The NCAA, which closed its last fiscal year with $327 million in net assets, has not disclosed the value of these deals. But its increasingly sophisticated ticketing machinery has sparked concern among some observers that the leading nonprofit governing body of college sports has, in effect, turned pro.
"When you go to these [online ticketing] websites, you see the professional sports listed right next to college sports," said Ellen Staurowsky, a professor who teaches sports management classes at Ithaca College in New York. "The NCAA says it adheres strongly to its amateur ideal, but it seems to be operating precisely, exactly the same way that the major professional sports enterprises are."
NCAA officials say the push into the ticket resale market makes financial sense for student athletes and fans.
"It's the nature of the association, in that we are, in essence, a pass-through to our membership," said Greg Shaheen, the NCAA's senior vice president for basketball and business strategies. About 94% of the NCAA's overall revenue flows through to member institutions and their 380,000 student athletes, Shaheen added.
The NCAA also hopes to give fans who otherwise would risk being taken by shady operators "the confidence of knowing that the tickets are legitimate and any revenue derived from the programs will directly benefit NCAA member institutions," Shaheen said.
One sign that the NCAA is serious about controlling unauthorized ticket resales is its decision to cut the annual allotment to the National Assn. of Basketball Coaches. The group has told members it received 100 fewer Final Four ticket strips than it did a few years ago because of NCAA sanctions against coaches whose tickets ended up in scalpers' hands. (Each strip consists of a ticket to both semifinals and the championship game.)
The average fan's only shot at buying a ticket directly from the NCAA at face value came last summer, when 4,600 strips were distributed by lottery.
By charging a handling fee for every lottery applicant -- including the vast majority who go away empty-handed -- and earning interest on deposits, the NCAA covers its handling costs; it also retains any surplus funds.
The NCAA no longer says how many fans enter the lottery, but in 1994 more than 267,000 sought tickets.

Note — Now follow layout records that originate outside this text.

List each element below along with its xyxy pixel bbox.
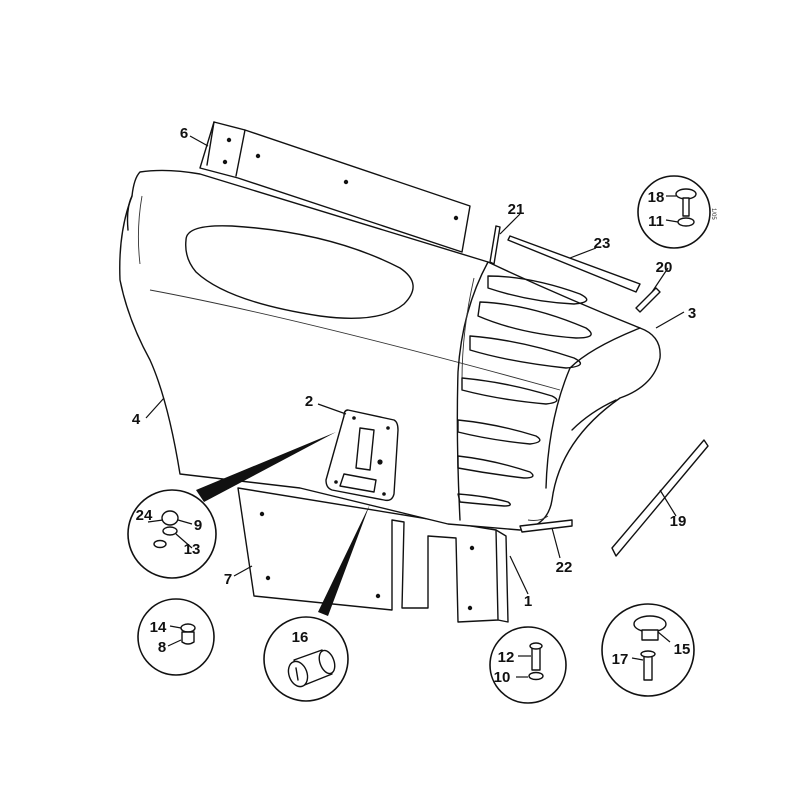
label-23: 23 xyxy=(594,235,611,252)
part-labels: 1 2 3 4 6 7 8 9 10 11 12 13 14 15 16 17 … xyxy=(132,125,696,686)
detail-circle-10-12 xyxy=(489,626,567,704)
bracket-top xyxy=(199,121,471,253)
detail-circle-16 xyxy=(263,616,349,702)
label-19: 19 xyxy=(670,513,687,530)
label-9: 9 xyxy=(194,517,202,534)
label-7: 7 xyxy=(224,571,232,588)
label-3: 3 xyxy=(688,305,696,322)
label-4: 4 xyxy=(132,411,141,428)
label-20: 20 xyxy=(656,259,673,276)
strip-20 xyxy=(635,287,661,313)
detail-circle-15-17 xyxy=(601,603,695,697)
label-17: 17 xyxy=(612,651,629,668)
lower-panel xyxy=(237,487,509,623)
detail-circle-8-14 xyxy=(137,598,215,676)
label-18: 18 xyxy=(648,189,665,206)
strip-21 xyxy=(489,225,501,265)
label-13: 13 xyxy=(184,541,201,558)
label-6: 6 xyxy=(180,125,188,142)
trim-strip-19 xyxy=(611,439,709,557)
label-24: 24 xyxy=(136,507,153,524)
detail-circle-9-13-24 xyxy=(127,489,217,579)
label-11: 11 xyxy=(648,213,664,230)
vent-slots xyxy=(457,275,592,507)
label-15: 15 xyxy=(674,641,691,658)
label-8: 8 xyxy=(158,639,166,656)
label-2: 2 xyxy=(305,393,313,410)
label-16: 16 xyxy=(292,629,309,646)
label-14: 14 xyxy=(150,619,167,636)
detail-circle-11-18 xyxy=(637,175,711,249)
label-22: 22 xyxy=(556,559,573,576)
leader-lines xyxy=(145,135,685,595)
strip-22 xyxy=(519,519,573,533)
callout-wedges xyxy=(196,432,370,616)
label-1: 1 xyxy=(524,593,532,610)
label-21: 21 xyxy=(508,201,525,218)
drawing-stamp: 1/05 xyxy=(710,208,716,220)
label-10: 10 xyxy=(494,669,511,686)
trim-strip-23 xyxy=(507,235,641,293)
fairing-body xyxy=(119,169,661,531)
label-12: 12 xyxy=(498,649,515,666)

Each entry requires a down payment and $5 service fee.
The NCAA typically holds the money for at least two months before mailing out tickets and refunds. If the number of applications grew modestly since 1994 to, say, 300,000, the NCAA would collect $1.5 million in service fees. The NCAA also would generate $42 million in down payments that -- if parked for 45 days in an institutional money market fund or a certificate of deposit with a 3% return -- could generate about $155,000.

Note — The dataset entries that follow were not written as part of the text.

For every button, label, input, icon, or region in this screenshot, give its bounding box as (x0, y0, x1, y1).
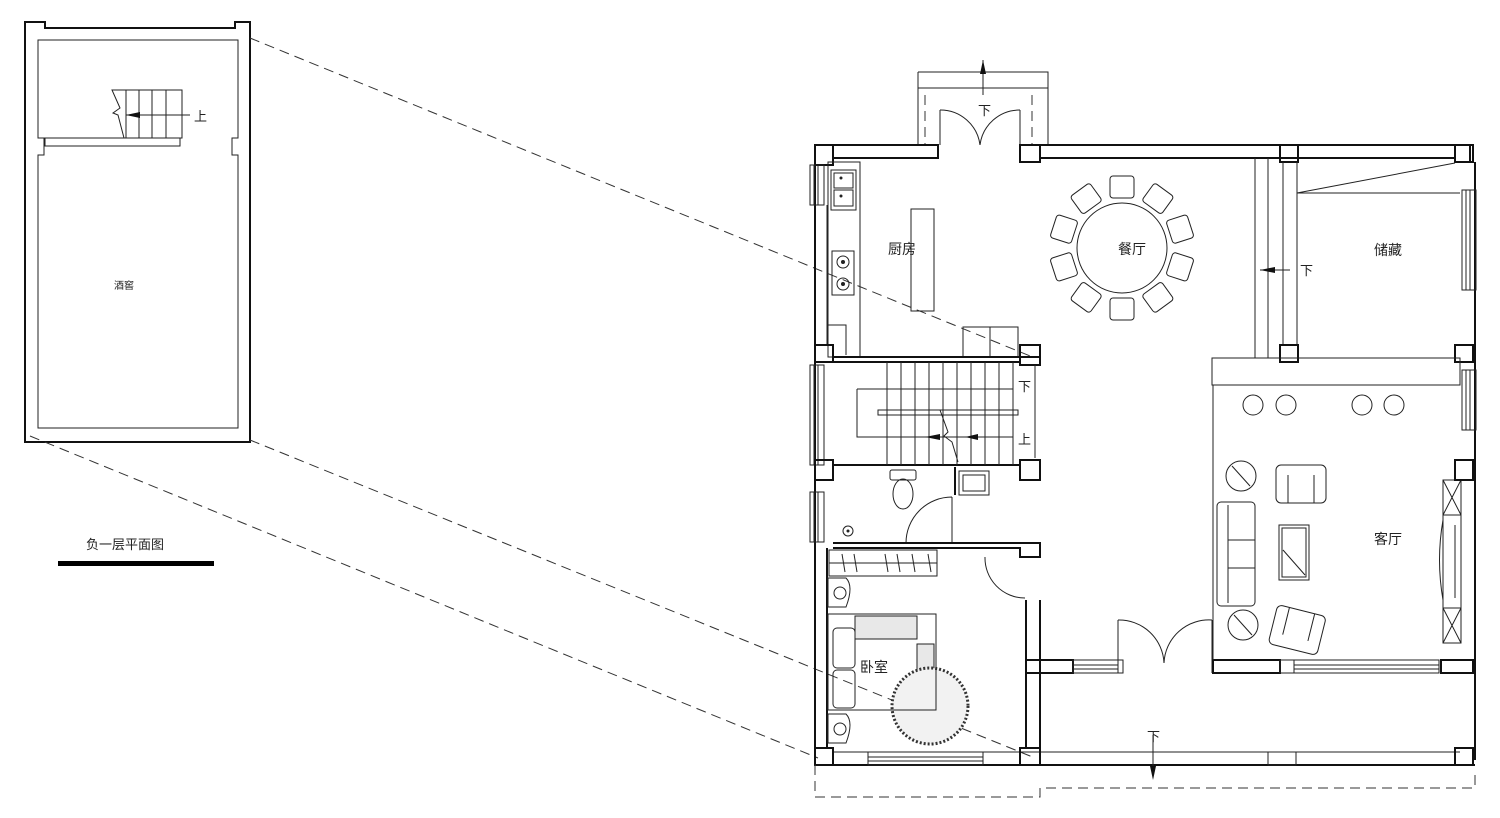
bathroom (833, 467, 1041, 558)
staircase (814, 361, 1041, 481)
basement-stair (111, 89, 190, 139)
stair-down-label: 下 (1018, 380, 1031, 395)
basement-stair-up-label: 上 (194, 110, 207, 125)
dining-table (1050, 175, 1194, 321)
title-underline (58, 561, 214, 566)
porch-down-label: 下 (1147, 730, 1160, 745)
living-room-label: 客厅 (1374, 531, 1402, 548)
dining-label: 餐厅 (1118, 242, 1146, 258)
entry-down-label: 下 (978, 104, 991, 119)
wine-cellar-label: 酒窖 (114, 279, 134, 292)
basement-plan-title: 负一层平面图 (86, 538, 164, 553)
exterior-walls (809, 144, 1477, 798)
living-room (1025, 385, 1474, 674)
bedroom-label: 卧室 (860, 659, 888, 676)
storage-label: 储藏 (1374, 243, 1402, 259)
stair-up-label: 上 (1018, 433, 1031, 448)
storage-room (1211, 158, 1474, 386)
kitchen (814, 161, 1041, 366)
storage-down-label: 下 (1300, 264, 1313, 279)
front-porch (1150, 735, 1156, 780)
bedroom (826, 548, 1041, 766)
bar-stools (1242, 394, 1405, 416)
kitchen-label: 厨房 (888, 242, 916, 258)
basement-plan: 上 酒窖 负一层平面图 (24, 21, 251, 566)
ground-floor-plan: 下 (809, 60, 1477, 798)
entry-porch (917, 60, 1049, 146)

The NCAA began accepting applications Sunday for next year's Final Four. The service fee has been bumped to $6, the cheapest ticket strip will cost $150 and the venue, Detroit's Ford Field, can hold more than 65,000 fans.
NCAA Final Four tickets remain something of a bargain in a sporting world, where a 2008 Super Bowl ticket's face value topped out at $900. The face value of 44,500 Final Four ticket strips for next month's games in San Antonio ranges from $140 for a "distant-view" seat to $220 courtside.
At the end of last week, Final Four strips were being resold online for $2,500 or more. Others were offered in travel packages for as much as $4,495 per person.
The NCAA signed a deal months before the 2007 Final Four making Los Angeles-based RazorGator its official online ticket reseller, and a related entity, PrimeSport, its official travel agency.
Though the NCAA doesn't sell tickets through RazorGator's online resale market, it encourages fans with extra tickets to use RazorGator rather than an unlicensed website or real-world scalper. RazorGator guarantees that tickets bought through its website are authentic and promises to substitute equal or better tickets if a deal falls through.
The NCAA declined to discuss financial terms of the deals, but competitors say RazorGator probably paid upfront marketing fees to the NCAA and shares a percentage of fees levied on resold tickets or travel package customers.